In-used domain. At this part, it really depends. As jeffmould said, try looking up its search engine ranking and determine its value based on SEO.
Monetized domain. Usually the owner of this kind of domains wants to sell at a relative high price. Do a little bit of research and estimate how much the site is making every month. Let's say it's generating $1000 ad revenue per month, anywhere between $5000-$10000 will be acceptable.
To conclude, the golden rule is always offer your lowest expected price. Because the owner is 100% going to raise the price from what you say until you're both satisfied.
You pay escrow.com for the domain, not the owner directly.
Escrow.com notifies the domain owner that they have his money, and he can now transfer the domain to you knowing you're not going to run without paying.
Escrow.com will only release your money after they verify the WHOIS data reflects the transfer to your ownership.
If he didn't really transfer the domain, he doesn't get your money, and escrow.com will return your money. If you do have ownership of the domain, escrow.com already has your money and won't give it back without going through a binding, mediated dispute process.
"Hi, I have a idea for a website I want to make with some friends and your domain looks to fit the part- How much would you want for it?"
Really defuses the high price thing and usually ends up with them asking for something under 500 bucks
ymmv
Professional parkers value a domain based on its current traffic and ad ctr.
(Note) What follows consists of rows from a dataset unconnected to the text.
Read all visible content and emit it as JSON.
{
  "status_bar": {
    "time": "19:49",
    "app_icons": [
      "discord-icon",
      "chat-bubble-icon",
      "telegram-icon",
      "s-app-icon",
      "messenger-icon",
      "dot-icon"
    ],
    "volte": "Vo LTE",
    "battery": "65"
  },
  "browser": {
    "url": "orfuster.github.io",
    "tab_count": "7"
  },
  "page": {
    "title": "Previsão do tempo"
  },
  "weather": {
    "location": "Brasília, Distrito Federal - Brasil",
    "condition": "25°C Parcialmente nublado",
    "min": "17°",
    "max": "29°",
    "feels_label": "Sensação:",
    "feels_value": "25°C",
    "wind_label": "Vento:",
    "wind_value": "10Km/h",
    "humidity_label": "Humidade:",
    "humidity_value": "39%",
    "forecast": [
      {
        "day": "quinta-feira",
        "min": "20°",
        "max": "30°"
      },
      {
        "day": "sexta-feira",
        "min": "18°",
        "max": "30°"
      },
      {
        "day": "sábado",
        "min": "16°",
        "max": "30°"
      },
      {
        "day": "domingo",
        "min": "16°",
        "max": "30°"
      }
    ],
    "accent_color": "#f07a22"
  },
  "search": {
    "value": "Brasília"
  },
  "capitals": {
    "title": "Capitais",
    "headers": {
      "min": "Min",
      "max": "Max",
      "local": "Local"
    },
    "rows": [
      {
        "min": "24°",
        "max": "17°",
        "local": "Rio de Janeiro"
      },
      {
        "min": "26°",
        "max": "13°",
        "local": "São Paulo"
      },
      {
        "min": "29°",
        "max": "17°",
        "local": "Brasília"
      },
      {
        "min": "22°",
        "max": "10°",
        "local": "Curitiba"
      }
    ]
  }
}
"Premium" domains - whole word .com domains generally have the highest value because 1) users sometimes type them into the address bar, 2) they have a better chance of ending up in organic search results and 3) there is usually clear ad targeting for users who visit the site (leading to a higher ad ctr).
If the domain is exclusively parked, one way to get a very rough estimate of the traffic is to use a keyword search tool. Look at the search volume for keywords in the domain and use that as a measure of how valuable it is.